If the scanners become standard, “the terrorists will adapt to it,” he added. “What will we do the next time if someone inserts an explosive in a body cavity and takes it out in the bathroom of the airplane? At some point, we need to draw the line on how much privacy we are willing to give up.”
Despite their disagreements, the defenders of privacy and advocates of increased security agree that a better use of information should permit the government to focus its screening on the individuals who pose a threat.
“We clearly need to move faster to a point where we’re looking for terrorists, not just weapons,” said Baker, a Washington lawyer and formerly general counsel to the National Security Agency. “And the key to that is having more data and using it with more discretion in screening passengers. The current system condemns children and grandmothers to intrusive screening without any assurance it will catch sophisticated terrorists.”
He blames Congress, business travelers and privacy advocates for stalling computerized data systems that could alert airport officials to passengers who pose some risk, so they could be given additional screening. Because of past rebuffs in Congress, the Department of Homeland Security “has been quite gun-shy about programs that could be called profiling or data-mining,” he said.
Shortly after the Christmas Day incident, Sen. Dianne Feinstein (D-Calif.) called for making it easier to add travelers to a government watch list so they will get extra screening or be denied the right to fly.
President Obama and his top aides also said the government needed to focus more on “high-priority threats” and add names quickly to the no-fly list.
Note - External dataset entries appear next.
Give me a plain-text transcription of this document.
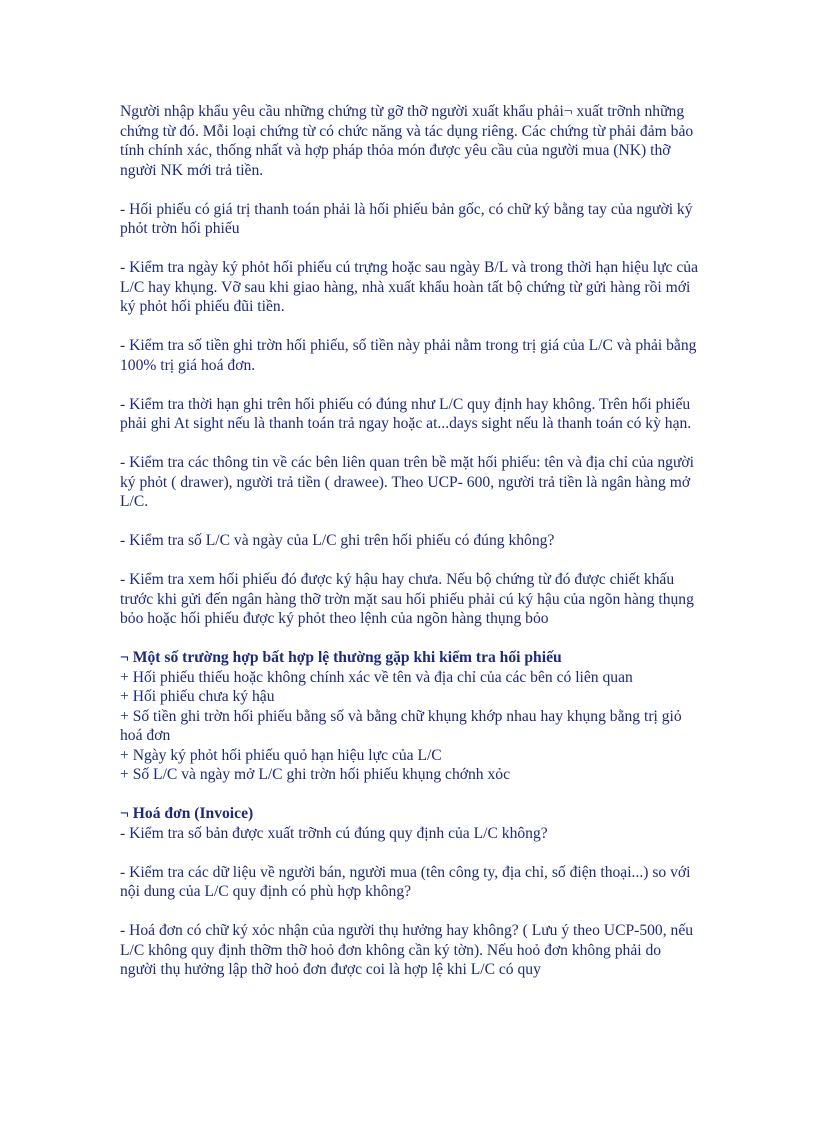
Người nhập khẩu yêu cầu những chứng từ gỡ thỡ người xuất khẩu phải¬ xuất trỡnh những chứng từ đó. Mỗi loại chứng từ có chức năng và tác dụng riêng. Các chứng từ phải đảm bảo tính chính xác, thống nhất và hợp pháp thỏa món được yêu cầu của người mua (NK) thỡ người NK mới trả tiền.

- Hối phiếu có giá trị thanh toán phải là hối phiếu bản gốc, có chữ ký bằng tay của người ký phỏt trờn hối phiếu

- Kiểm tra ngày ký phỏt hối phiếu cú trựng hoặc sau ngày B/L và trong thời hạn hiệu lực của L/C hay khụng. Vỡ sau khi giao hàng, nhà xuất khẩu hoàn tất bộ chứng từ gửi hàng rồi mới ký phỏt hối phiếu đũi tiền.

- Kiểm tra số tiền ghi trờn hối phiếu, số tiền này phải nằm trong trị giá của L/C và phải bằng 100% trị giá hoá đơn.

- Kiểm tra thời hạn ghi trên hối phiếu có đúng như L/C quy định hay không. Trên hối phiếu phải ghi At sight nếu là thanh toán trả ngay hoặc at...days sight nếu là thanh toán có kỳ hạn.

- Kiểm tra các thông tin về các bên liên quan trên bề mặt hối phiếu: tên và địa chỉ của người ký phỏt ( drawer), người trả tiền ( drawee). Theo UCP- 600, người trả tiền là ngân hàng mở L/C.

- Kiểm tra số L/C và ngày của L/C ghi trên hối phiếu có đúng không?

- Kiểm tra xem hối phiếu đó được ký hậu hay chưa. Nếu bộ chứng từ đó được chiết khấu trước khi gửi đến ngân hàng thỡ trờn mặt sau hối phiếu phải cú ký hậu của ngõn hàng thụng bỏo hoặc hối phiếu được ký phỏt theo lệnh của ngõn hàng thụng bỏo

¬ Một số trường hợp bất hợp lệ thường gặp khi kiểm tra hối phiếu

+ Hối phiếu thiếu hoặc không chính xác về tên và địa chỉ của các bên có liên quan

+ Hối phiếu chưa ký hậu

+ Số tiền ghi trờn hối phiếu bằng số và bằng chữ khụng khớp nhau hay khụng bằng trị giỏ hoá đơn

+ Ngày ký phỏt hối phiếu quỏ hạn hiệu lực của L/C

+ Số L/C và ngày mở L/C ghi trờn hối phiếu khụng chớnh xỏc

¬ Hoá đơn (Invoice)

- Kiểm tra số bản được xuất trỡnh cú đúng quy định của L/C không?

- Kiểm tra các dữ liệu về người bán, người mua (tên công ty, địa chỉ, số điện thoại...) so với nội dung của L/C quy định có phù hợp không?

- Hoá đơn có chữ ký xỏc nhận của người thụ hưởng hay không? ( Lưu ý theo UCP-500, nếu L/C không quy định thỡm thỡ hoỏ đơn không cần ký tờn). Nếu hoỏ đơn không phải do người thụ hưởng lập thỡ hoỏ đơn được coi là hợp lệ khi L/C có quy
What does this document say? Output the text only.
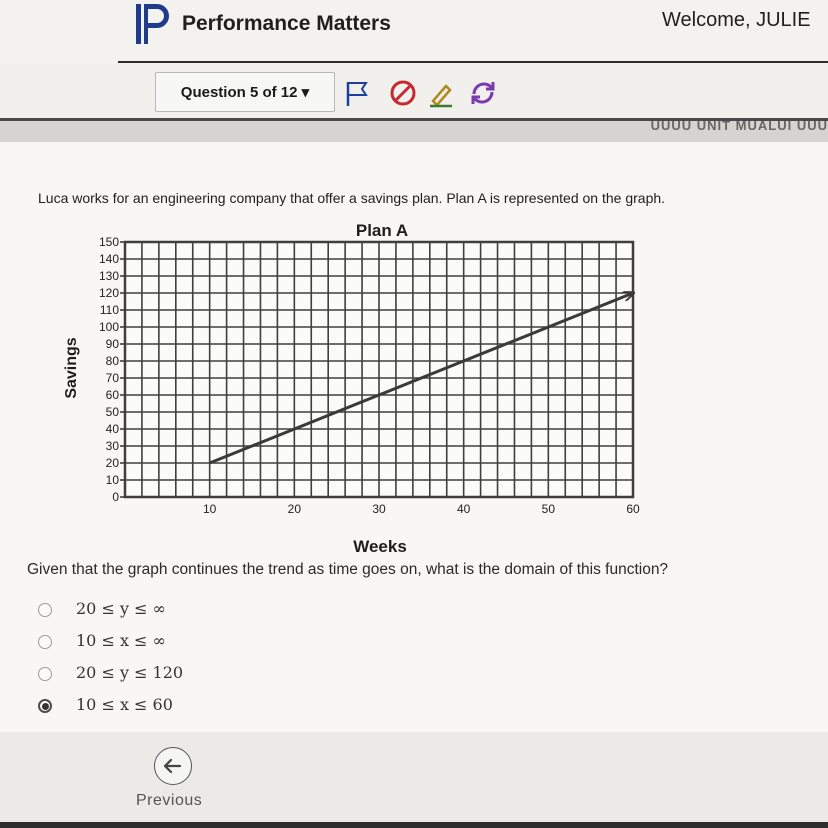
Performance Matters	Welcome, JULIE
Question 5 of 12 ▾
UUUU UNIT MUALUI UUU
Luca works for an engineering company that offer a savings plan. Plan A is represented on the graph.
Plan A
0
10
20
30
40
50
60
70
80
90
100
110
120
130
140
150
10	20	30	40	50	60
Weeks
Savings
Given that the graph continues the trend as time goes on, what is the domain of this function?
20 ≤ y ≤ ∞
10 ≤ x ≤ ∞
20 ≤ y ≤ 120
10 ≤ x ≤ 60
Previous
Chaffetz said he strongly supported extra screening -- including the use of a full-body scanner -- if a passenger’s name appeared on any of the government watch lists.
“I favor secondary screening for all 550,000 persons in the government database. They should be required to go through a mandatory secondary screening,” he said. “If there is some basis for doing a secondary screening, do it. But don’t do it for every person. You don’t have to screen the grandmother from Boise.”